Pharma insight on digital marketing, social media, mobile apps, online video, websites and interactive healthcare tools
The use of games for health promotion and research, with its ungainly buzzword 'gamification', captured a lot of peoples' imagination this year, led by a certain Facebook-based game from Boehringer Ingelheim.
Syrum, which received a European public beta launch in September, challenges players to run their own pharmaceutical company and develop drugs to combat a range of deadly diseases.
Three years in the making, it combines elements of a trading card game such as Pokemon with the social interactivity of a Facebook game like Farmville.
While there was a little head-scratching as to why a pharma company would create a game, Boehringer's director of digital John Pugh told this blog that it was all about engagement, reputation management, market research and recruiting talent.
Syrum wasn't of course pharma's only use of gamification in 2012 – it wasn't even Boehringer's only use of it.
In March the company partnered with Kaggle, an online scientific research community that has solved problems for NASA and Ford, to produce predictive data models.
“This is a data set that the academic community have been bouncing around for years,” said David Thompson, a social media strategist at Boehringer, told this blog. “And it looks as if in three months people with no formal training in chemistry have developed models that are as good, if not better, than the models that the academic community are putting together.”
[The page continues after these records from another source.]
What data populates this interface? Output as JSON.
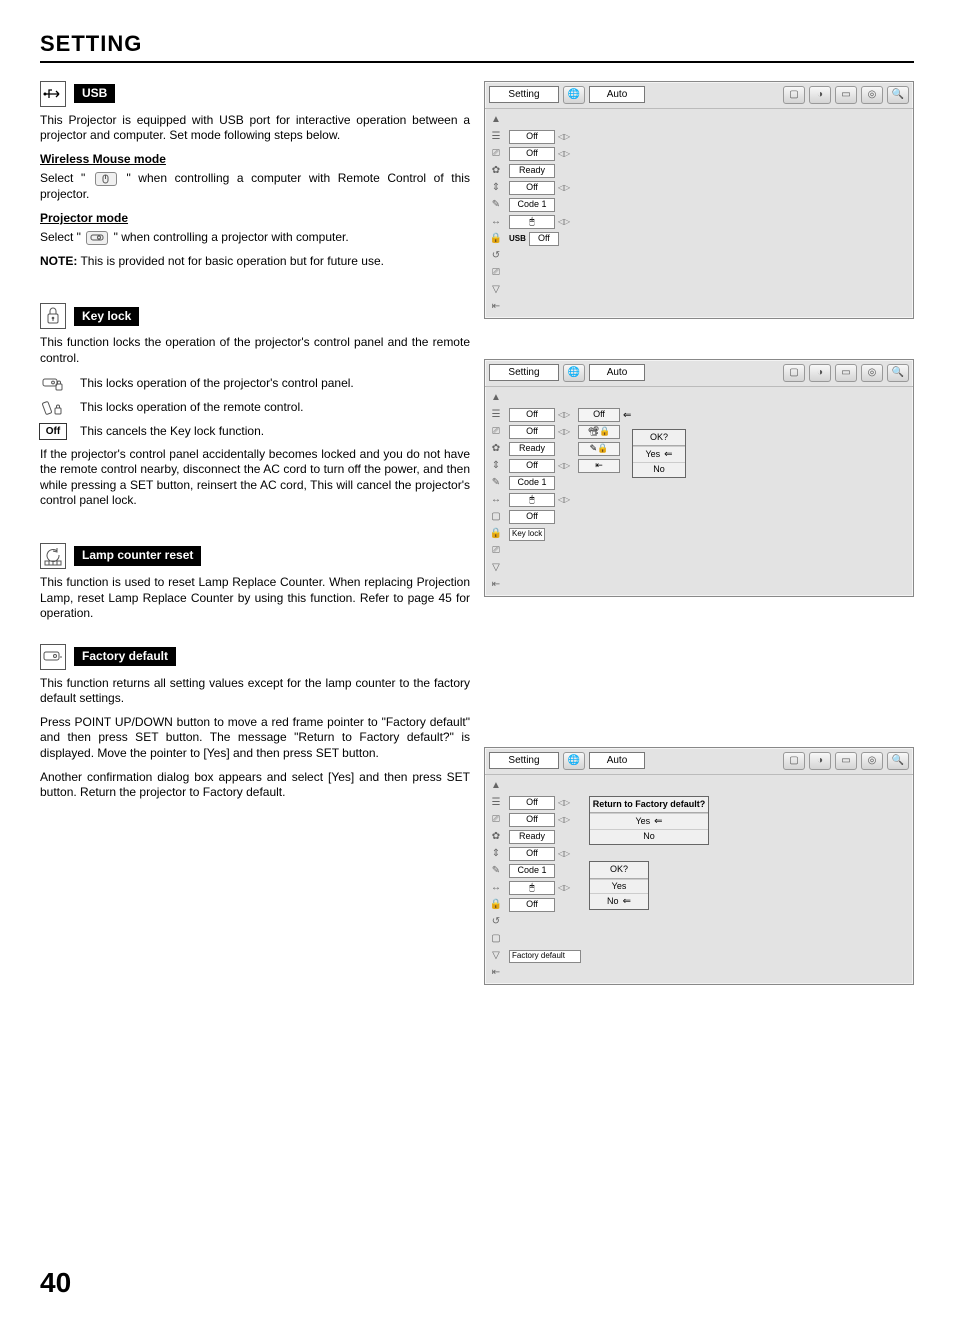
{
  "page": {
    "title": "SETTING",
    "number": "40"
  },
  "usb": {
    "label": "USB",
    "intro": "This Projector is equipped with USB port for interactive operation between a projector and computer. Set mode following steps below.",
    "wireless_head": "Wireless Mouse mode",
    "wireless_pre": "Select \"",
    "wireless_post": "\" when controlling a computer with Remote Control of this projector.",
    "projector_head": "Projector mode",
    "projector_pre": "Select \"",
    "projector_post": "\" when controlling a projector with computer.",
    "note_label": "NOTE:",
    "note_text": " This is provided not for basic operation but for future use."
  },
  "keylock": {
    "label": "Key lock",
    "intro": "This function locks the operation of the projector's control panel and the remote control.",
    "panel_lock": "This locks operation of the projector's control panel.",
    "remote_lock": "This locks operation of the remote control.",
    "off_label": "Off",
    "cancel_text": "This cancels the Key lock function.",
    "recover": "If the projector's control panel accidentally becomes locked and you do not have the remote control nearby, disconnect the AC cord to turn off the power, and then while pressing a SET button, reinsert the AC cord, This will cancel the projector's control panel lock."
  },
  "lamp": {
    "label": "Lamp counter reset",
    "text": "This function is used to reset Lamp Replace Counter.  When replacing Projection Lamp, reset Lamp Replace Counter by using this function.  Refer to page 45 for operation."
  },
  "factory": {
    "label": "Factory default",
    "intro": "This function returns all setting values except for the lamp counter to the factory default settings.",
    "steps": "Press POINT UP/DOWN button to move a red frame pointer to \"Factory default\" and then press SET button.  The message \"Return to Factory default?\" is displayed.  Move the pointer to [Yes] and then press SET button.",
    "steps2": "Another confirmation dialog box appears and select [Yes] and then press SET button. Return the projector to Factory default."
  },
  "osd": {
    "setting": "Setting",
    "auto": "Auto",
    "rows": {
      "r1": "Off",
      "r2": "Off",
      "r3": "Ready",
      "r4": "Off",
      "r5": "Code 1",
      "r7": "Off"
    },
    "usb_tag": "USB",
    "keylock_tag": "Key lock",
    "popup_off": "Off",
    "ok": "OK?",
    "yes": "Yes",
    "no": "No",
    "factory_q": "Return to Factory default?",
    "factory_tag": "Factory default"
  }
}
Later in the year Merck & Co also opted to tap into Kaggle's community for its Merck Molecular Activity Challenge – a competition with a $40,000 prize fund that launched in August.
Merck too hoped the work would assist its drug development work by predicting molecular activity, this time by identifying the best statistical technique for predicting biological activity of different molecules.
It was based on 15 molecular activity data sets, each for a biologically relevant target and each row corresponded to a molecule and contained descriptors derived from that molecule's chemical structure.
Gamification + social media
Finally, one of the other standout uses of gamification in 2012 came from GE Healthcare, whose six-week Get Fit challenge was a social media-enabled global healthy living competition.
The awareness drive aimed to promote better cancer prevention through healthier lifestyles by encouraging users of Twitter, Facebook and Sina Weibo, the leading Chinese microblogging platform, to collect points by tracking their progress against specific health challenges or posting comments about healthier lifestyles.
GE's campaign also used the company's HealthyShare Facebook tool, which was launched to coincide with the London 2012 Olympics, and allows people to share and track their health goals.
Participants competed against one another while accumulating 'healthy' points and badges and, at the close of the six-week challenge in September, the player and the team with the most points was crowned Get Fit champions.
Whether in the form of actual games, like Syrum, or game-like elements, gamification is likely be an area of further pharma activity in 2013.